Değişim: sadece toplumsal değişim değil zihniyet değişimi, kesintisiz mücadele ile adım adım ilerleyecek bir süreçtir. Seçim tabii ki çok çok önemli, sürecin değiştirilmesi için kazanılması gerekiyor. Ama sadece seçimlere odaklanır ve seçim başarısızlığı halinde mücadeleden vazgeçersek, asıl hedefe ulaşamayız. Seçimler amaç değil araçtır.
İşte bu yüzden, ülkenin en az yarısının, daha da fazlasının değişim sürecine dahil olma arzusu mücadelenin sürdürülmesini zorunlu kılıyor ve umut veriyor.
Daha iyi yenilmek için de olsa sandığa gideceğiz
Godot’yu Beklerken oyunundaki, benim çok sevdiğim, bazılarının saçma bulduğu “Hep denedin, hep yenildin. Olsun, yine dene, yine yenil, daha iyi yenil” repliğini hatırlatmaktan kendimi alamıyorum.
Yenilmek zordur, acı verir ama çok şey de öğretir. Denemekten vazgeçtiğinizde yürümekten, ilerlemekten, yaşamaktan vazgeçmişsiniz demektir.
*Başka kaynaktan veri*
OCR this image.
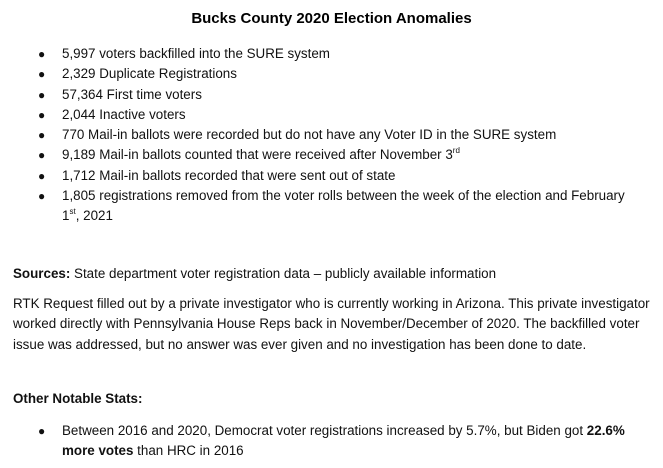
Bucks County 2020 Election Anomalies
● 5,997 voters backfilled into the SURE system
● 2,329 Duplicate Registrations
● 57,364 First time voters
● 2,044 Inactive voters
● 770 Mail-in ballots were recorded but do not have any Voter ID in the SURE system
● 9,189 Mail-in ballots counted that were received after November 3rd
● 1,712 Mail-in ballots recorded that were sent out of state
● 1,805 registrations removed from the voter rolls between the week of the election and February 1st, 2021
Sources: State department voter registration data – publicly available information
RTK Request filled out by a private investigator who is currently working in Arizona. This private investigator worked directly with Pennsylvania House Reps back in November/December of 2020. The backfilled voter issue was addressed, but no answer was ever given and no investigation has been done to date.
Other Notable Stats:
● Between 2016 and 2020, Democrat voter registrations increased by 5.7%, but Biden got 22.6% more votes than HRC in 2016
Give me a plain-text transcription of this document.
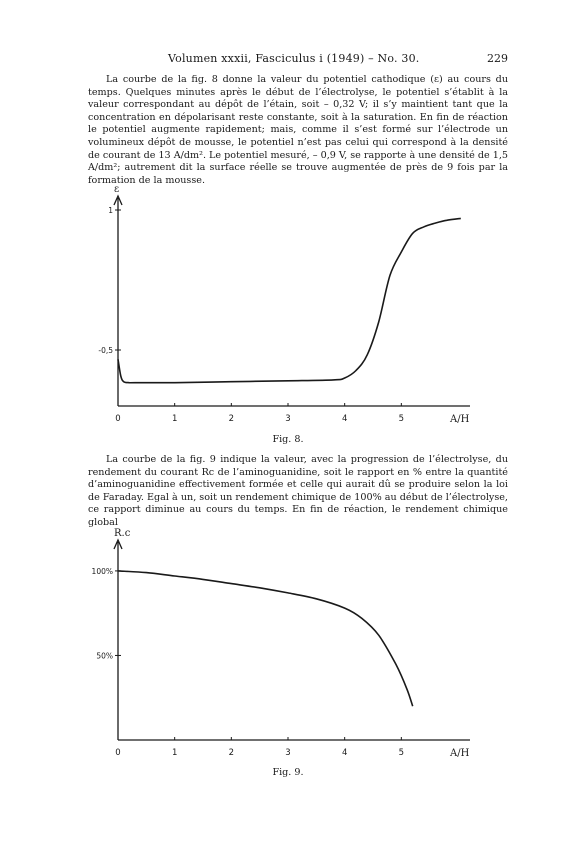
Volumen xxxii, Fasciculus i (1949) – No. 30.	229

La courbe de la fig. 8 donne la valeur du potentiel cathodique (ε) au cours du temps. Quelques minutes après le début de l’électrolyse, le potentiel s’établit à la valeur correspondant au dépôt de l’étain, soit – 0,32 V; il s’y maintient tant que la concentration en dépolarisant reste constante, soit à la saturation. En fin de réaction le potentiel augmente rapidement; mais, comme il s’est formé sur l’électrode un volumineux dépôt de mousse, le potentiel n’est pas celui qui correspond à la densité de courant de 13 A/dm². Le potentiel mesuré, – 0,9 V, se rapporte à une densité de 1,5 A/dm²; autrement dit la surface réelle se trouve augmentée de près de 9 fois par la formation de la mousse.

ε
A/H
0	1	2	3	4	5
1
-0,5
Fig. 8.

La courbe de la fig. 9 indique la valeur, avec la progression de l’électrolyse, du rendement du courant Rc de l’aminoguanidine, soit le rapport en % entre la quantité d’aminoguanidine effectivement formée et celle qui aurait dû se produire selon la loi de Faraday. Egal à un, soit un rendement chimique de 100% au début de l’électrolyse, ce rapport diminue au cours du temps. En fin de réaction, le rendement chimique global

R.c
A/H
0	1	2	3	4	5
100%
50%
Fig. 9.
Mücadele böyle bir şeydir zaten: insanı diri tutar, yaşatır.
28 Mayıs’ta hesaplayamayacağımız bir mucize olmazsa Kılıçdaroğlu’nun kazanacağını düşünmüyorum. Küçük bir farkla da olsa Tekadam tahtında kalacak. Böyle düşündüğüm halde, yine onca yolu, onca zahmeti göze alarak (İstanbul dışında ulaşımı güç bir yerde kalıyorum.) sandığa gideceğim. Ayrıca beraberimde 14 Mayıs’ta oy kullanmamış birkaç kişiyi de götüreceğim.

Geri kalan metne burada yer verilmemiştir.